In this case, the minimac run starting from the recombination frequencies determined by the original MaCH failed to converge at all, with errors for all markers. The results for original MaCH in this table row are based on the pre-phased haplotypes from original MaCH, but starting out with the recombination frequencies from the modified version, in order to allow the minimac imputation to complete at all.
Figure 2Comparison of switch error locations.

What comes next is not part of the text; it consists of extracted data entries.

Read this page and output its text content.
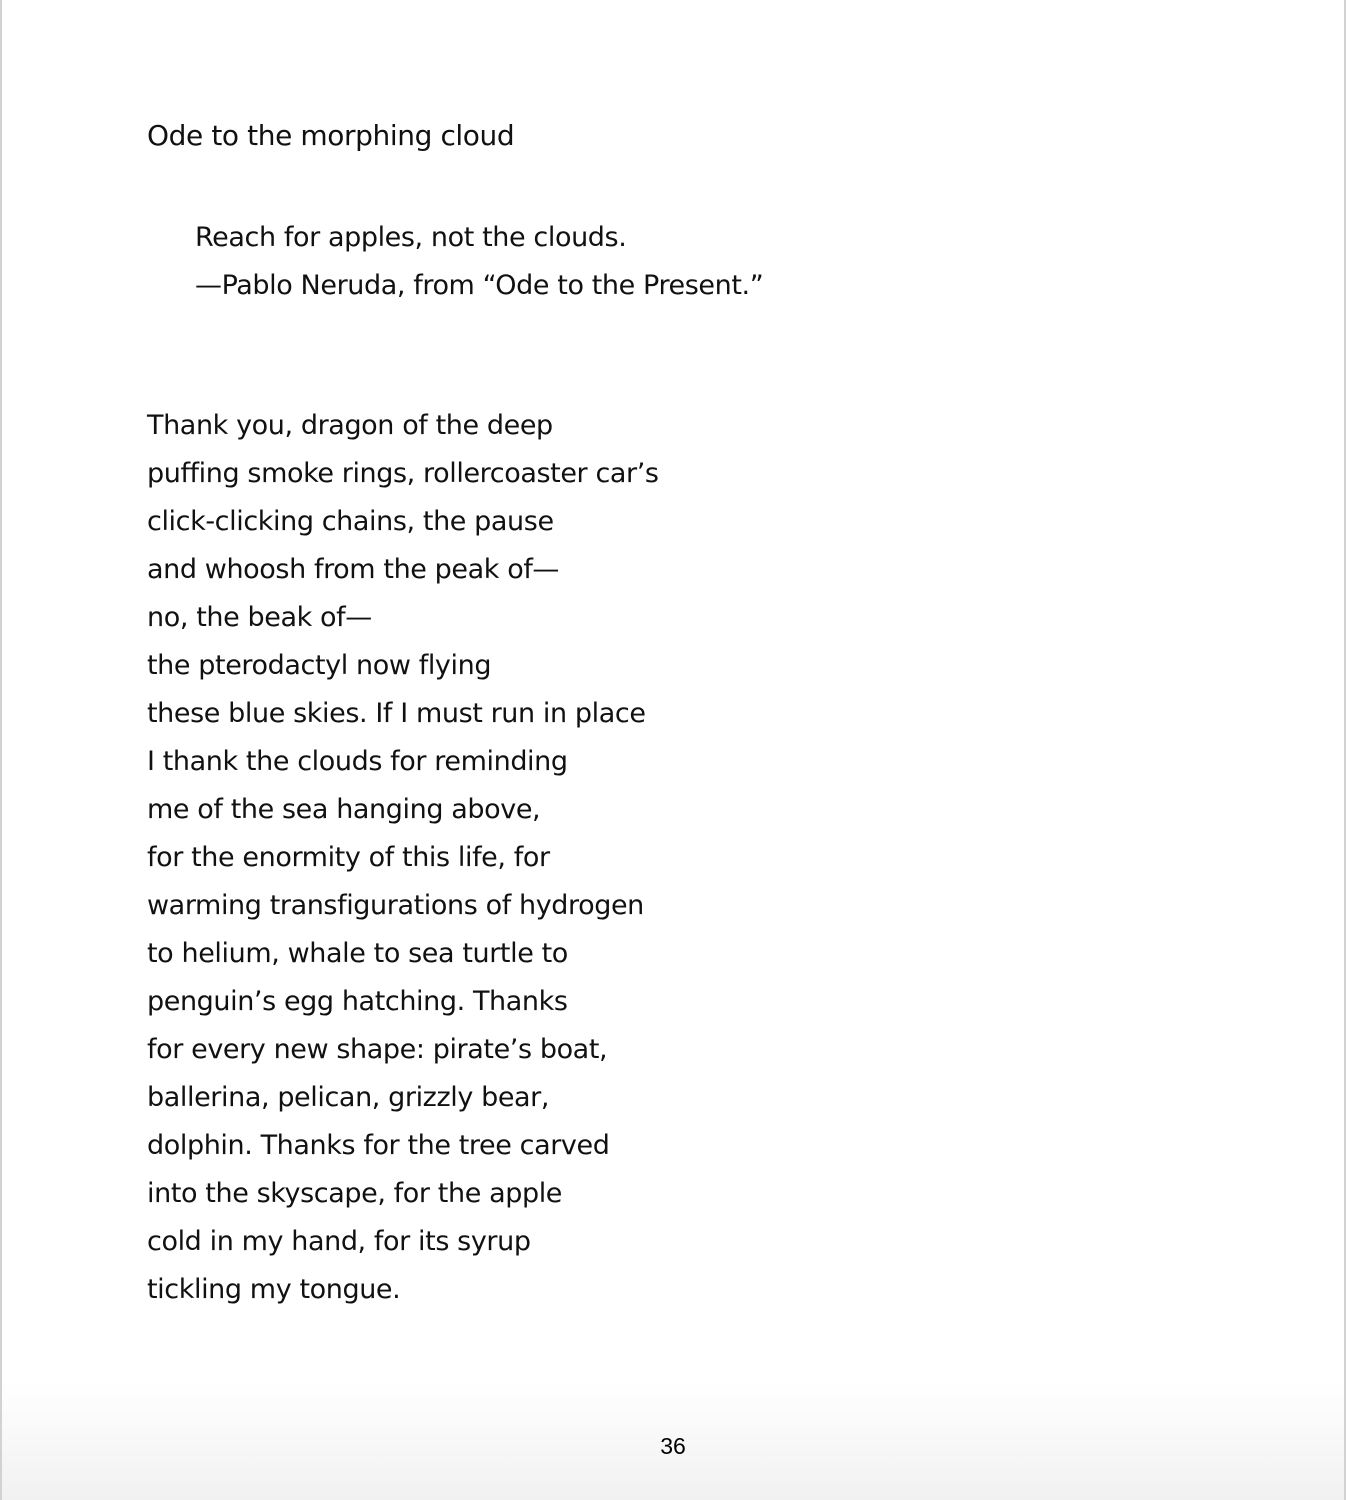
Ode to the morphing cloud
Reach for apples, not the clouds.
—Pablo Neruda, from “Ode to the Present.”
Thank you, dragon of the deep
puffing smoke rings, rollercoaster car’s
click-clicking chains, the pause
and whoosh from the peak of—
no, the beak of—
the pterodactyl now flying
these blue skies. If I must run in place
I thank the clouds for reminding
me of the sea hanging above,
for the enormity of this life, for
warming transfigurations of hydrogen
to helium, whale to sea turtle to
penguin’s egg hatching. Thanks
for every new shape: pirate’s boat,
ballerina, pelican, grizzly bear,
dolphin. Thanks for the tree carved
into the skyscape, for the apple
cold in my hand, for its syrup
tickling my tongue.
36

Switch errors for all markers for CEU trio parents on chromosome 21 plotted in order left-right, top-down ( markers). For each marker, red color intensity indicates the switch error rate for all 30 parents using the original MaCH 1.0.17 algorithm, while green intensity indicates the error rate using our proposed modification. Hence, yellow color indicates regions where errors are shared. The issue of bad chain mixing we describe for the original algorithm manifests as contiguous (horizontal) blocks of repeated switch errors using the original approach, while the error rate using the modified algorithm is 50% lower in total. The errors in the modified algorithm consist of events more evenly distributed. Several of those error locations coincide with errors from the original method. This figure also shows that even if overall haplotype quality in terms of error rate would be acceptable, some regions can still be heavily affected, and paradoxically those regions are the ones where multiple individuals share both haplotypes identical by descent.